I do find it interesting that most depressed people tend to be more intelligent. You can tell by the way people craft their input. I once read a theory that depression affects the higher learning type because our brains are more active, and what we consider depressing is often just reality. Therefore our keen sense of honesty and sensitivity is actually accurate with the world, and all the "normal" people are the ones with the mental disorder.

"Moreover that little plant will help you to the understanding that so much you think of in life as being cruel and bad, is truly for the good of those you pity."

@CarolKing, I think that you may be missing some of the dark humor aspect of this thread. Meaning no matter how depressing things may get, that we are still able to appreciate the absurdity of it all and even laugh at ourselves/our situation. Imo it's when we take ourselves too seriously that we are most open to disappointment, as illustrated by all the seriously depressed people in the "civilized" world.

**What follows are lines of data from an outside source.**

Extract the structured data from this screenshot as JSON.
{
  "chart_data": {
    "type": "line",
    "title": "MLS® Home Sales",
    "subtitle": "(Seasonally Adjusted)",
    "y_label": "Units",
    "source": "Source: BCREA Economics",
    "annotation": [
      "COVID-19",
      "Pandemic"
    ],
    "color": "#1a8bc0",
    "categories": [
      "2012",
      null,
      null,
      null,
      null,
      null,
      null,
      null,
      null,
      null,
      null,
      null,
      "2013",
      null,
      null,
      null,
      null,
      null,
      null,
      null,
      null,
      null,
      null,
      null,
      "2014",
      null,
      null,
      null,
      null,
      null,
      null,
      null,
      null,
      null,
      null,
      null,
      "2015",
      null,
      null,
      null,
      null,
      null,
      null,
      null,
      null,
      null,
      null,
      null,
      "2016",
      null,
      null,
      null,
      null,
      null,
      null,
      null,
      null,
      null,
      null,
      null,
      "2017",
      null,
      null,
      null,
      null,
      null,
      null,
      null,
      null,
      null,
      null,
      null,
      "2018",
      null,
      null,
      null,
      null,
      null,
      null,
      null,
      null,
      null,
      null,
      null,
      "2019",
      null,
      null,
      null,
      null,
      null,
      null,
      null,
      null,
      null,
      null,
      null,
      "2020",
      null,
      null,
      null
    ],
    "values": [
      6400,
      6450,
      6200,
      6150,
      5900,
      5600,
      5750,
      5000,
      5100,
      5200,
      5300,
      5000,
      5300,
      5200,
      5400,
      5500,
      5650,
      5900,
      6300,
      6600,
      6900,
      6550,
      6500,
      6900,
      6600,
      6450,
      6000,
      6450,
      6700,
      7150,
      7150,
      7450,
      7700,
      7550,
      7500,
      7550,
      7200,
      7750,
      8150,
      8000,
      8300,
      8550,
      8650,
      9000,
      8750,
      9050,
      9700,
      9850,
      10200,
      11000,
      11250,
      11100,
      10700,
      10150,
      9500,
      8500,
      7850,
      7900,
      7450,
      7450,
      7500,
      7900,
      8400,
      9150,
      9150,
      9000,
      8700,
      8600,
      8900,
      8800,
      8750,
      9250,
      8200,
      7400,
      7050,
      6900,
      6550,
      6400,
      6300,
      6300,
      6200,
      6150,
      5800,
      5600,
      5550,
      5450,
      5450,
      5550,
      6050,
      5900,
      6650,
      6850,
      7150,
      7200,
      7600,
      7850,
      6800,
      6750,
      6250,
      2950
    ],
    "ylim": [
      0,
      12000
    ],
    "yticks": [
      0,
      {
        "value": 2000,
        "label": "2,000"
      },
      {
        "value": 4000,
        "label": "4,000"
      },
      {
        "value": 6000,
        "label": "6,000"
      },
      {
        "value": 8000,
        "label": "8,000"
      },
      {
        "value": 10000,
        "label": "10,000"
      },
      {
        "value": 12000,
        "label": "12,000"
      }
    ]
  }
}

I think we take ourself too seriously because of all the fabricated stresses of life. Honestly, people in third world countries living in a hut on a piece of land are probably much better off than slaving for an employer to make a mortgage they will never pay off. At least they are slaves to themselves. More and more I've been realizing that primal living makes a lot of sense. The consumerist material world that has been funneled and force-fed down our throats is the problem. I've started eating primal too, eating mostly raw organic foods instead of the heavily processed and genetically modified "food" around us.